Thirty years of service ----USNA Class of 1987 '87 Sir

Wednesday, December 9, 2015

Grouchy Historian's Favorite Books of 2015



So another year draws to a close, so in addition to eggnog, tinsel, and useless speeches from a lame duck President, it's time for the best books of the year from my extensive reading list.

This year I actually achieved my goal of 36 books a little early, thanks to a new and extended commute and the wonders of Books on CD....what a wonderful way to read (listen) to fiction.  Haven't really gotten into listening to non-fiction yet...a bit to OCD for that..I like to flip to maps and pictures too much.

I will say this was a particularly tough year to choose..there were so many good books, many of them gloriously sent by my very good comrades at the New York Journal of Books where I had another gratifying year of reviewing some really thoughtful books...some of which I will confess I am still finishing up.  I look forward to another awesome year of their professionalism and enthusiasm for all things bibliophile.


SO, my favorite non-fiction has to be...Ian Toll's two volumes on the Pacific War.  Mr.
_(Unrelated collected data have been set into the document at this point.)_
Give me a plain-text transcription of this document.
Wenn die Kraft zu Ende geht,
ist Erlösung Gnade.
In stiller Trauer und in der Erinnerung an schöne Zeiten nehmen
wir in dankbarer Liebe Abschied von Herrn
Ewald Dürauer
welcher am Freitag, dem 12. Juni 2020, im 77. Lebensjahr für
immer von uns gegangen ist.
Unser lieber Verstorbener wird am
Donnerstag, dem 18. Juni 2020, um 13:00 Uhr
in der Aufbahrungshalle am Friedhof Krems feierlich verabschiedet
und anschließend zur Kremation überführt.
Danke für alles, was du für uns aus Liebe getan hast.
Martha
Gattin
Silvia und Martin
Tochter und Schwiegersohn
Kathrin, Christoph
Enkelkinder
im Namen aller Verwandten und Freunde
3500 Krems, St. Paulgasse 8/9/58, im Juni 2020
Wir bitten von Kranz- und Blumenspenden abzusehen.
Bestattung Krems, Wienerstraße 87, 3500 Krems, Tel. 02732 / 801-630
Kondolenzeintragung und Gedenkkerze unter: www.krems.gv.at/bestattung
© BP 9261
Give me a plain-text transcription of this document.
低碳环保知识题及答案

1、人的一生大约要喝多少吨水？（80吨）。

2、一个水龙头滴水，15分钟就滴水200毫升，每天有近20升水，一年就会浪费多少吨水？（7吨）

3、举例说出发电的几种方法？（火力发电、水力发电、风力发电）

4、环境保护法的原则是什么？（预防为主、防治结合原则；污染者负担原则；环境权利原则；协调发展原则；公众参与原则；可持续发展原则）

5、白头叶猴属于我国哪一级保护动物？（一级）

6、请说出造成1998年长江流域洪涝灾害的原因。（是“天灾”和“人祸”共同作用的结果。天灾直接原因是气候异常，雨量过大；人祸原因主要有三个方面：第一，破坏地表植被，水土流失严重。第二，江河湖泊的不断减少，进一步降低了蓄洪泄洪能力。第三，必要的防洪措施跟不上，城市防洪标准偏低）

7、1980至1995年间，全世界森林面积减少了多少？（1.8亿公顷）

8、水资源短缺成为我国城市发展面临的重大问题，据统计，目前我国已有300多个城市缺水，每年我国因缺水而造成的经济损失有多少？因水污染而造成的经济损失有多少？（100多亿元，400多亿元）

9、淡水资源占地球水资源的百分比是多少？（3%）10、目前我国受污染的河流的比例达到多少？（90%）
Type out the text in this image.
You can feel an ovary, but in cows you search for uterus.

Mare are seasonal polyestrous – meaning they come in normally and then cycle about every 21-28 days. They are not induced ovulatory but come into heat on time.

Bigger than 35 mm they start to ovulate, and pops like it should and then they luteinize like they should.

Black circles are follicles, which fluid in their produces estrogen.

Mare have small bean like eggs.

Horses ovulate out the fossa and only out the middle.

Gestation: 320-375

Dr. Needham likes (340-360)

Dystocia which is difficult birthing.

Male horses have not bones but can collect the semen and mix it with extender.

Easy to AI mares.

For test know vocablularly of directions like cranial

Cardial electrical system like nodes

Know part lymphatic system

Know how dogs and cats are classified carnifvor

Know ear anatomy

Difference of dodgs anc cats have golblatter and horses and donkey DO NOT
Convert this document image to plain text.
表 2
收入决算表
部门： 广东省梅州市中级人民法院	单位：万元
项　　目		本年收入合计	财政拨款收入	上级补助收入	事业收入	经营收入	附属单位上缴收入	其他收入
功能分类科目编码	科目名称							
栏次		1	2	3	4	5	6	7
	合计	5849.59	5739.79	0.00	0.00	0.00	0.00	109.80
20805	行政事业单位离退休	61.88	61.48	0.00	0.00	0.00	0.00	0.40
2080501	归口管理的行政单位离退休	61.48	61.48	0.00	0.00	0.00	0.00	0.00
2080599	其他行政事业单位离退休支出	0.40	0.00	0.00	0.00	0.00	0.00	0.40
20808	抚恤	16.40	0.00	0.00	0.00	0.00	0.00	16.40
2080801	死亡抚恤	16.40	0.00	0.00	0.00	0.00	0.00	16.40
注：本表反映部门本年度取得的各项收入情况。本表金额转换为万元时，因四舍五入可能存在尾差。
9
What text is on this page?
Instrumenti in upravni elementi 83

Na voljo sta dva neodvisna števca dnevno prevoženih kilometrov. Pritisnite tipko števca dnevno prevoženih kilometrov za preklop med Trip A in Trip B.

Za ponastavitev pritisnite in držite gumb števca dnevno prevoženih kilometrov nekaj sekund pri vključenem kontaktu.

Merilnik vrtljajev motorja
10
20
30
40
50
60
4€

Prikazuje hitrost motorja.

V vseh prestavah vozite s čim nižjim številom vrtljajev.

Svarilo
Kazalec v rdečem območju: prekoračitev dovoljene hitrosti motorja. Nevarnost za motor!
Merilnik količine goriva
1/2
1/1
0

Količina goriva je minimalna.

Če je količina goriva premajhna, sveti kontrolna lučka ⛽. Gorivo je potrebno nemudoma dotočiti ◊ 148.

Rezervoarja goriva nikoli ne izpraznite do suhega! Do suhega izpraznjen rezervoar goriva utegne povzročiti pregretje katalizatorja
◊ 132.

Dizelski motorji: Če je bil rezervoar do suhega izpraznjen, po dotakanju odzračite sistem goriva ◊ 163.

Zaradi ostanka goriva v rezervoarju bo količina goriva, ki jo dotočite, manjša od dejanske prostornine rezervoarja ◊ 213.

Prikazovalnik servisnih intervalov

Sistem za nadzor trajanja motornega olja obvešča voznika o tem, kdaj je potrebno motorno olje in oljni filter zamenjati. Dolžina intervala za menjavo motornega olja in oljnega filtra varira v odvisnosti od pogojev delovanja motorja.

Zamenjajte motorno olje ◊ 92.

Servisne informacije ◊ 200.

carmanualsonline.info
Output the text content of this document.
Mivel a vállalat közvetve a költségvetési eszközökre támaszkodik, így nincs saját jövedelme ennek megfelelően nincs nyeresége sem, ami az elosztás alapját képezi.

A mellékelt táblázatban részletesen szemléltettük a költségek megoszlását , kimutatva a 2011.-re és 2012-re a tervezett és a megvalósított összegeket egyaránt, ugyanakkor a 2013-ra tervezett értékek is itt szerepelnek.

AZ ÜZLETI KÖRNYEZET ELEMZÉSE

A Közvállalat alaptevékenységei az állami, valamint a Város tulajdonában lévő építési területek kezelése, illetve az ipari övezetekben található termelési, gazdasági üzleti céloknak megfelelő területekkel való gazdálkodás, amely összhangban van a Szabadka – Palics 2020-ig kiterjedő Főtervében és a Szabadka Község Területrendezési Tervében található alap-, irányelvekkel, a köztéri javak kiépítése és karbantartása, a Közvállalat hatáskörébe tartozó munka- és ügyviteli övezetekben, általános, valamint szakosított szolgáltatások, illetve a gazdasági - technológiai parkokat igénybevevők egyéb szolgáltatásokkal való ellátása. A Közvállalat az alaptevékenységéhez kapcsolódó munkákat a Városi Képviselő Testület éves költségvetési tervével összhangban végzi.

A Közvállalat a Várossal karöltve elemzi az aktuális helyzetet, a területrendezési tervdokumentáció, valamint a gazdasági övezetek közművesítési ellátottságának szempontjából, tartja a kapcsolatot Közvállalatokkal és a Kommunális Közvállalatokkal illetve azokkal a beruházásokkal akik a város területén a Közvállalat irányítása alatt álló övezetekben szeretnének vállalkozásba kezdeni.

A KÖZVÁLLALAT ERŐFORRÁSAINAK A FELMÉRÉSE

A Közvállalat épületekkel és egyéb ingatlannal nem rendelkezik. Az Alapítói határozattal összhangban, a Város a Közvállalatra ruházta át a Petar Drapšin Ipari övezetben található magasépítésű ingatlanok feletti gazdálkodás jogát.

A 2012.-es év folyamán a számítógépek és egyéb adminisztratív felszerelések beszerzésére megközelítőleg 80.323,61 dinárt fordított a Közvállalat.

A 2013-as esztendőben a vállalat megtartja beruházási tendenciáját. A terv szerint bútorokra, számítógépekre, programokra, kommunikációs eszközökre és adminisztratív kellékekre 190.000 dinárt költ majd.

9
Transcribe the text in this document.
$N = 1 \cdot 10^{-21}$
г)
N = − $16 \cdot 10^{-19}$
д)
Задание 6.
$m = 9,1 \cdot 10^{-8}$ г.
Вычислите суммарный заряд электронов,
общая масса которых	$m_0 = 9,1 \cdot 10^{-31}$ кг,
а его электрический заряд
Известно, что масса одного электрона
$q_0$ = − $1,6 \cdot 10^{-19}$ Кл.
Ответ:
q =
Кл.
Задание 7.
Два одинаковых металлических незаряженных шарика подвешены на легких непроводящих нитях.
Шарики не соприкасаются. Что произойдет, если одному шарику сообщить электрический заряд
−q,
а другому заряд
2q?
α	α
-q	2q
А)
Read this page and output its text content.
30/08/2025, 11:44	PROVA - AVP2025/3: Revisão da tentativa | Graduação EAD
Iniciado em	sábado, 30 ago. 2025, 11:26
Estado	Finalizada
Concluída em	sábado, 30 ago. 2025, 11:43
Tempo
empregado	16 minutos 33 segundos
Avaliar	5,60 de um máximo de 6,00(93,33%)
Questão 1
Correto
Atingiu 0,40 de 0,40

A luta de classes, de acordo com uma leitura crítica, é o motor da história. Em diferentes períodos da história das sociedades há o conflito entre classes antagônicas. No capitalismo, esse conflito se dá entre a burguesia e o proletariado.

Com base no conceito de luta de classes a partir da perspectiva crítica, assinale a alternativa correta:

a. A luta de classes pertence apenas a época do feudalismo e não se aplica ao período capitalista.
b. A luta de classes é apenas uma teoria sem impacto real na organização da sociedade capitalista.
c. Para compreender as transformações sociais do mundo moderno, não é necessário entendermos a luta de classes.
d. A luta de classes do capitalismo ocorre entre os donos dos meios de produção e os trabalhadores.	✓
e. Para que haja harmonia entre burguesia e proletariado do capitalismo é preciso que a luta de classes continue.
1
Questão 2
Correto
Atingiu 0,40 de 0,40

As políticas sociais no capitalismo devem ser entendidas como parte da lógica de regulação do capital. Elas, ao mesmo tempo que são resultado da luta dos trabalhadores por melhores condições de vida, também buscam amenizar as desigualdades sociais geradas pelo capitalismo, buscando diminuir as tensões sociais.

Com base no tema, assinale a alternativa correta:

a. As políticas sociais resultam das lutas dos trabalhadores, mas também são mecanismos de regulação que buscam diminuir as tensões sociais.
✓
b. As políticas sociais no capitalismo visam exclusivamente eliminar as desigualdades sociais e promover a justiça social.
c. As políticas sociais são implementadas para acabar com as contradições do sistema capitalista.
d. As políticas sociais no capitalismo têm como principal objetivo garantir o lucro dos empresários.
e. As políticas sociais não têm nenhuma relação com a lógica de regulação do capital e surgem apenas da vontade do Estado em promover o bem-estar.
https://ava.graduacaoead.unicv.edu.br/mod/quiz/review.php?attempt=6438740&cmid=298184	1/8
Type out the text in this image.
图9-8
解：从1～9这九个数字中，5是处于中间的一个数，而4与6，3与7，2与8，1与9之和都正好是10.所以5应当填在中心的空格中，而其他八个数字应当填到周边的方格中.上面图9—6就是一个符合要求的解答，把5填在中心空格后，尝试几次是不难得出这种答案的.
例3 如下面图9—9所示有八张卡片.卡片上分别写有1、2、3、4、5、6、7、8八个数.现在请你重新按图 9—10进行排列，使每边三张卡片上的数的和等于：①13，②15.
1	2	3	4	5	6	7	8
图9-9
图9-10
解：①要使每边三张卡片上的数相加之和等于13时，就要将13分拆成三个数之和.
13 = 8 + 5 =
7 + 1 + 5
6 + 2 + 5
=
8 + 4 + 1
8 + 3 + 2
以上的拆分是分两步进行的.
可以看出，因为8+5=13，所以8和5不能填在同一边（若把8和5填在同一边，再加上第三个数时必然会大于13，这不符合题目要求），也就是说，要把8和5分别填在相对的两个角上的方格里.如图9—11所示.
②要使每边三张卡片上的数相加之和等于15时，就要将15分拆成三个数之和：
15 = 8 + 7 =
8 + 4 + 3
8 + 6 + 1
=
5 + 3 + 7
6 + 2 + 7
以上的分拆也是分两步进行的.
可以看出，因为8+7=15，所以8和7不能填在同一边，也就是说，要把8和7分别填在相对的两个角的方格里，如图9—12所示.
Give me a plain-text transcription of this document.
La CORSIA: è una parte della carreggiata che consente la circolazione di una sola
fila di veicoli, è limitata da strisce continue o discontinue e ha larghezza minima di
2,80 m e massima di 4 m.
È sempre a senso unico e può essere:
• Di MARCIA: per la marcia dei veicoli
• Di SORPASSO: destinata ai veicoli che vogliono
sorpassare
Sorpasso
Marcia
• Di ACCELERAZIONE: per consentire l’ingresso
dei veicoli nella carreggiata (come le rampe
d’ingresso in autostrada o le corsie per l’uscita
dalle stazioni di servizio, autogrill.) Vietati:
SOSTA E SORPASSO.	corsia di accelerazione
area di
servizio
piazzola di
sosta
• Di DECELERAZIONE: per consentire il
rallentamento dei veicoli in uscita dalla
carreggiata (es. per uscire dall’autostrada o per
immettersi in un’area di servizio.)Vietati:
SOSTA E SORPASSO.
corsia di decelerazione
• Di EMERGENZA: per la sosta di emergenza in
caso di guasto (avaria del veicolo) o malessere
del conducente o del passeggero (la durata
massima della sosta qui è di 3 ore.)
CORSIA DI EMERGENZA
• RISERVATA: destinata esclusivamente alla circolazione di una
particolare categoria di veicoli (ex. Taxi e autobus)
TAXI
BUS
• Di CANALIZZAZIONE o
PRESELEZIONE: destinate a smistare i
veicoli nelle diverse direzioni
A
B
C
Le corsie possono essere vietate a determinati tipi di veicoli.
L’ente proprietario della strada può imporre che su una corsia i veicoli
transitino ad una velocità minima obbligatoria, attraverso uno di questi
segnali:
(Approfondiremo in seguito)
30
Toll is rapidly becoming to the Pacific War what Rick Atkinson is to the ETO--the author of the definitive trilogy on the conflict.  Like his counterpart, Mr. Toll has an excellent blend of narrative history, "you were there" stories, and historical analysis to make these really fine volumes.  There is a definite skill to blending the sweeping naval battles with the grinding island assaults and Mr. Toll does this very well...the section on the invasion of Tarawa in the Conquering Tide is nothing sort of magnificent.  He has one more volume in the works covering the final 2 years of the war...I look forward to it very much.

Two honorable mentions were 13 Hours which I listened too and was very hard to distinguish from a Tom Clancy novel...it's going to make an awesome movie.  AND...well, let's face it...like I said, West Point can't play football, but they do awesome military history.  Their West Point History of World War II Volume 1 was a truly awesome work, made even better when you consider it's both a hardcover for us Luddites and a very cool interactive book for the twitchy generation of millennials now attending the service academies...which is ironic since the company making the interactive book is run by a Canoe U graduate.

Fiction...well that was a bit tougher, actually.  Ok, I'll admit it.  I picked a Nora Roberts book.  Hey, don't be a H8er..I am a huge fan of her JD Robb series and I blame my significant otter, who always wants to listen to one of these on a long car trip instead of Tom Clancy.  So I picked this from my library on Audio CD on her recommendation and it occupied almost an entire week of commuting.  The lady who reads them is awesome and as usual, Nora can take a pretty basic story like a treasure hunt combined with a murder mystery and hook you in with her usual excellent dialogue, sympathetic characters and awesome secondary players.  Hey, millions of chicks who buy her books can't be wrong, can they?  Literary masterpieces they aren't, but they are fun, engaging, and help you from wanting to run over the nitwit who cuts you off in traffic.  

The runner up was my old pal Harry Turtledove.  His new series (seriously, the guy only writes trilogies or trilogies of trilogies) of alternate history, one of my favorite fictional genres, goes off in an interesting direction--what if Truman had dropped the bomb on China during the Korean War?  In his usual fashion, Turtledove bounces around the globe, telling the story of a nuclear WWIII, but without ballistic missiles or thermonuclear weapons, and how ordinary people might have reacted to dozens of Hiroshimas around the globe.  A little pedestrian, but nonetheless interesting, and of course Turtledove has mastered the cliffhanger to keep you waiting in anticipation for the next book.